Signe e Gunnar acompanharam-no à porta. Quando entrou no carro, Patrik viu passar-lhe pela mente todas as imagens de Mats Sverin: em criança, quando era adolescente, e depois adulto. Decidiu ir almoçar a casa. Sentia um impulso irresistível de dar um beijo aos gêmeos.
— Como está hoje este malandrinho do seu avozinho?
Mellberg também tinha ido almoçar a casa e, assim que entrou, tirou Leo dos braços de Rita e começou a levantá-lo no ar, fazendo o neto dar gritinhos de alegria.
— É sempre a mesma coisa! Quando o avô chega a casa, já não queres saber da avó para nada. – Rita franziu a testa, mas depois despontou-lhe um sorriso na cara e deu a ambos um beijo na face.

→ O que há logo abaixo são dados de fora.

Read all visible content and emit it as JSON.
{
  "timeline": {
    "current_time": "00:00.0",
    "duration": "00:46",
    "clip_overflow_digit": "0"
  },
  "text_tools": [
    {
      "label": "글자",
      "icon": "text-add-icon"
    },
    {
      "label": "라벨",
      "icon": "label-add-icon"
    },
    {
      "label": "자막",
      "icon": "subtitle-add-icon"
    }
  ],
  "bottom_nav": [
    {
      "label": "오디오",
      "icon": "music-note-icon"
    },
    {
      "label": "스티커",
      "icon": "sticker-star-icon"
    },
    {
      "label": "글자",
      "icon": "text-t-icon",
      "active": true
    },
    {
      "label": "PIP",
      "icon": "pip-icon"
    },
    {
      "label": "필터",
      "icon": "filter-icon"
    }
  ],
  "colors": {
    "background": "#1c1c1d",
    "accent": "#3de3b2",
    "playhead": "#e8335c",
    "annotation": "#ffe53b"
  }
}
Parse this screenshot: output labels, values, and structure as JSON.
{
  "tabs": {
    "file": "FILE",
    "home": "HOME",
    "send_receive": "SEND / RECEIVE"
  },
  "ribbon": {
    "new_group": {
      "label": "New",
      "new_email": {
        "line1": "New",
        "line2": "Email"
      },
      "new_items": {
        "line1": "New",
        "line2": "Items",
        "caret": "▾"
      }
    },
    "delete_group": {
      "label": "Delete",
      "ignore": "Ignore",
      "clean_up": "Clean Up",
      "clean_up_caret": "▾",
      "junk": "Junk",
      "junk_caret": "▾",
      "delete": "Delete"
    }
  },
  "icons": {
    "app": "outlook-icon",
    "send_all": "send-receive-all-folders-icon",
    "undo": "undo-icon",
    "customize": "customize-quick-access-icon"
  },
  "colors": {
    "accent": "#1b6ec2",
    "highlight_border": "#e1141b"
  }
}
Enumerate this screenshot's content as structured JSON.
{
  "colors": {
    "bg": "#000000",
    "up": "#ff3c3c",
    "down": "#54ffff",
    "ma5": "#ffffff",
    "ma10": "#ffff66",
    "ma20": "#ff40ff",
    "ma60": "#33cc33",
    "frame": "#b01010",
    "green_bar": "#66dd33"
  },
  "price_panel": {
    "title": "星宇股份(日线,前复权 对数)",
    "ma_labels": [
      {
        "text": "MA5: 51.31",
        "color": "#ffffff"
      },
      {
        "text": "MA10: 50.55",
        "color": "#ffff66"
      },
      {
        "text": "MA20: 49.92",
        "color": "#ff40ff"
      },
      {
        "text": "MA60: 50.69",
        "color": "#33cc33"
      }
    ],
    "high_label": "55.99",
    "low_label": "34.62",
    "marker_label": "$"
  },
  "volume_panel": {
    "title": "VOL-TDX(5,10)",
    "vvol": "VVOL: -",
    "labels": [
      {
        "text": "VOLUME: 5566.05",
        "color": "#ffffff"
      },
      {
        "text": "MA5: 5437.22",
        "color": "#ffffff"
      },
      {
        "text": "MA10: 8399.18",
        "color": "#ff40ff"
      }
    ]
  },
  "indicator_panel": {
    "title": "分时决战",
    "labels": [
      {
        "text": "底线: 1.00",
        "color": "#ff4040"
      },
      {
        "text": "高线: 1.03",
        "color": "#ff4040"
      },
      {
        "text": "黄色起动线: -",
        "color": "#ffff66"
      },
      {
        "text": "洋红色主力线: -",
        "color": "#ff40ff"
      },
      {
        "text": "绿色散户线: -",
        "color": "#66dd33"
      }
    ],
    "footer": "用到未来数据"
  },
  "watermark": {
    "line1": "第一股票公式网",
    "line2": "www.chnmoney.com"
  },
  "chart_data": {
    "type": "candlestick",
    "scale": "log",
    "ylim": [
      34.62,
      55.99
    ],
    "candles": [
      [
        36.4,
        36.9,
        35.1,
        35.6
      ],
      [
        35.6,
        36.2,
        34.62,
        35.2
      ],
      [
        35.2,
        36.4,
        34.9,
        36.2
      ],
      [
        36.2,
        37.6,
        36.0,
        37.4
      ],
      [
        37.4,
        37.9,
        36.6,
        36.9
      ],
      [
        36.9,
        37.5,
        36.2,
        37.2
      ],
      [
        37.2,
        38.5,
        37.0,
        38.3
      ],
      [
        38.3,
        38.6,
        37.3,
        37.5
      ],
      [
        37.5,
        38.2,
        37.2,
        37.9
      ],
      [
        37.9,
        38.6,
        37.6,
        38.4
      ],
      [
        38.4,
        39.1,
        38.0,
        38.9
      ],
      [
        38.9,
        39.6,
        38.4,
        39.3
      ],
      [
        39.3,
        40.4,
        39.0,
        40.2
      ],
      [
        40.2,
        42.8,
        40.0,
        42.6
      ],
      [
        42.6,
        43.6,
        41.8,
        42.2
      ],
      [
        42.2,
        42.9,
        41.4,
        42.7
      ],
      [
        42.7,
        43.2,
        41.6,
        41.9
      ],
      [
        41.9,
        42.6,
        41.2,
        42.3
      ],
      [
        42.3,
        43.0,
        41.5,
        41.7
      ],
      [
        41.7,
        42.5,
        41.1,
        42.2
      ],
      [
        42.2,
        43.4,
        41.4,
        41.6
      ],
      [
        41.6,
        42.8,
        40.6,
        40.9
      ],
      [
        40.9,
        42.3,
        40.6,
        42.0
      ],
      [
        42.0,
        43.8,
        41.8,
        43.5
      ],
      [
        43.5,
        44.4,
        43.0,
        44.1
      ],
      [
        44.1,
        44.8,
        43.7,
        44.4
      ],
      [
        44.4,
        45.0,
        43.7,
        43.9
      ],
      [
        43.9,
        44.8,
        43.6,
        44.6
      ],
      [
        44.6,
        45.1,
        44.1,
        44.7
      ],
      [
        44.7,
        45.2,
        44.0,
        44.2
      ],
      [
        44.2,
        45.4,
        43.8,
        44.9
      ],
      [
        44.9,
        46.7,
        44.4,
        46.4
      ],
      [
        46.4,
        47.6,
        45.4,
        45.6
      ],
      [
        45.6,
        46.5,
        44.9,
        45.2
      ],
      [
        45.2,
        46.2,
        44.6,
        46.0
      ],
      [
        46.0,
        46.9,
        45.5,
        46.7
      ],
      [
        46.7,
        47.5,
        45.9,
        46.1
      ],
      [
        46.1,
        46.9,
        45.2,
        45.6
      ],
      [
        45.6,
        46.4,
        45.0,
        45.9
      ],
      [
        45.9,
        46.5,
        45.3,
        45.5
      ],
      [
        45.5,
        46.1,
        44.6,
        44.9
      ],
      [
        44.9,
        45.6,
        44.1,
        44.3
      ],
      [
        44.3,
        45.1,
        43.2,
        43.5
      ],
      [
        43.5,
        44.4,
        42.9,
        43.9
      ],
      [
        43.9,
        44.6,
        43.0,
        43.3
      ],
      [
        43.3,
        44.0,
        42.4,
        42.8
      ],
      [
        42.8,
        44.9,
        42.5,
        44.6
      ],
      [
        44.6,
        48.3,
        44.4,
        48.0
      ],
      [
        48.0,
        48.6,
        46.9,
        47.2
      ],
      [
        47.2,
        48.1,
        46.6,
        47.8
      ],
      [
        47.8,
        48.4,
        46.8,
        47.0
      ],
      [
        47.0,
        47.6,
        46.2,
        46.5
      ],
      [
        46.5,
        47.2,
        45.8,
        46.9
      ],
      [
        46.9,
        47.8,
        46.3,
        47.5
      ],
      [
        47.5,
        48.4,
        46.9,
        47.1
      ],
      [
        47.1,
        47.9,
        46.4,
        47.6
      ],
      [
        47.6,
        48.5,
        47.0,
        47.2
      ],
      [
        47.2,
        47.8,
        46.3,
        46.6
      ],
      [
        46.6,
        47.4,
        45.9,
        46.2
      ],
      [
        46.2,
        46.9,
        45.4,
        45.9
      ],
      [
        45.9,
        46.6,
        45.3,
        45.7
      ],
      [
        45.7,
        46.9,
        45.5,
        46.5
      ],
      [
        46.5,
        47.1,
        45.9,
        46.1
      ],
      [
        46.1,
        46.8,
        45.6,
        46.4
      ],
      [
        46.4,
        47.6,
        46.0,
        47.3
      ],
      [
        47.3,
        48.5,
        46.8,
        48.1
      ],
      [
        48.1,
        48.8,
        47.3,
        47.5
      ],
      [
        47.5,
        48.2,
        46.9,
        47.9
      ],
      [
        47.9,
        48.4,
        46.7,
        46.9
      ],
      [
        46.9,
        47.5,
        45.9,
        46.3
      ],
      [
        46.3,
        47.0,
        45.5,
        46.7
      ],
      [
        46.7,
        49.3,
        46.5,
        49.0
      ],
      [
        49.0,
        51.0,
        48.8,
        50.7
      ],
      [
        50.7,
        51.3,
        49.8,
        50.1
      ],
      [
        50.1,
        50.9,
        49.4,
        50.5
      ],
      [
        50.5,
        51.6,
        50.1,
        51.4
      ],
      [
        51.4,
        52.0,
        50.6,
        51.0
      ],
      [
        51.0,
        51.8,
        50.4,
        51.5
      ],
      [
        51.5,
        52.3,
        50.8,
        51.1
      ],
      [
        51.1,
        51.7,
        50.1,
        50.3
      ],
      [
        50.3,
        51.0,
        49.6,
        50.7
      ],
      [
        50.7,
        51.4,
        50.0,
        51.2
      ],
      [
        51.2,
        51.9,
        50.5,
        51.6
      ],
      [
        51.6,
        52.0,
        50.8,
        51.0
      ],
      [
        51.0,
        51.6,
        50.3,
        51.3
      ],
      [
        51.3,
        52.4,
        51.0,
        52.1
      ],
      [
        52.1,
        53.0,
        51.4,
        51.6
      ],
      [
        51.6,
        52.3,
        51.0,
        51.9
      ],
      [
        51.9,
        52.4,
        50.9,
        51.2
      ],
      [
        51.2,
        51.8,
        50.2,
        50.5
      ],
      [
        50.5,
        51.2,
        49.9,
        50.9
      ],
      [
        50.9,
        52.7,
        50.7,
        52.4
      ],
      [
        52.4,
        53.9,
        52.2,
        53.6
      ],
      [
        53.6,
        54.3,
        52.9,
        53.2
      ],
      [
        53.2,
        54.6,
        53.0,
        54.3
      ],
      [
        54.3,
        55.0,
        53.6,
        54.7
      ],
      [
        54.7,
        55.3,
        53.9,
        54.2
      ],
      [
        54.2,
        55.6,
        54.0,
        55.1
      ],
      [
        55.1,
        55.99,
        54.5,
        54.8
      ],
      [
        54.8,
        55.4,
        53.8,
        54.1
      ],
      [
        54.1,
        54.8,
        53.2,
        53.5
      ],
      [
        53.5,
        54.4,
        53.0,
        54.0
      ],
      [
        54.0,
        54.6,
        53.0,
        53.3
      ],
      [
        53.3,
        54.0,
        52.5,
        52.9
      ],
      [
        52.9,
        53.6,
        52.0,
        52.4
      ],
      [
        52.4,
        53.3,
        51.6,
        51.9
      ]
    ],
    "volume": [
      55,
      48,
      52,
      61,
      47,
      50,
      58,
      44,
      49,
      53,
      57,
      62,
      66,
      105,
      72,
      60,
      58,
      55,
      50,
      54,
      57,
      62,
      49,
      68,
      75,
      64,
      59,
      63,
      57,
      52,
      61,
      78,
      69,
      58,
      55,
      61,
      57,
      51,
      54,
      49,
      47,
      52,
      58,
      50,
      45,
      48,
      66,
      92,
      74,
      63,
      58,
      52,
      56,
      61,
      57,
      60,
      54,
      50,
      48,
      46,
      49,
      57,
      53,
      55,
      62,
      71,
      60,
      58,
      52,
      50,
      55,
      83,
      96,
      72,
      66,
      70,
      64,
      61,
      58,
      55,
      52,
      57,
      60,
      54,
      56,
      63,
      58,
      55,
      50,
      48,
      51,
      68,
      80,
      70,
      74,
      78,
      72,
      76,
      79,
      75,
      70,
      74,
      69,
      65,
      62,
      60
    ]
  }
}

Havia uma ligação especial entre Bertil e Leo, já que Bertil tinha estado presente no momento do nascimento do bebê, e ninguém ficava mais feliz com isso do que Rita. No entanto, ficou aliviada quando Bertil fora convencido a voltar a trabalhar a tempo inteiro. Parecera boa ideia tê-lo em casa a preencher o lugar de Paula, porém, por mais que adorasse aquele seu herói improvável, Rita não tinha ilusões quanto à sua capacidade de discernimento, que às vezes era, no mínimo, questionável.
— Que é o almoço? – Mellberg pousou cuidadosamente o menino na cadeirinha e atou-lhe o babete ao pescoço.
— Galinha com o meu molho caseiro de que tu tanto gostas.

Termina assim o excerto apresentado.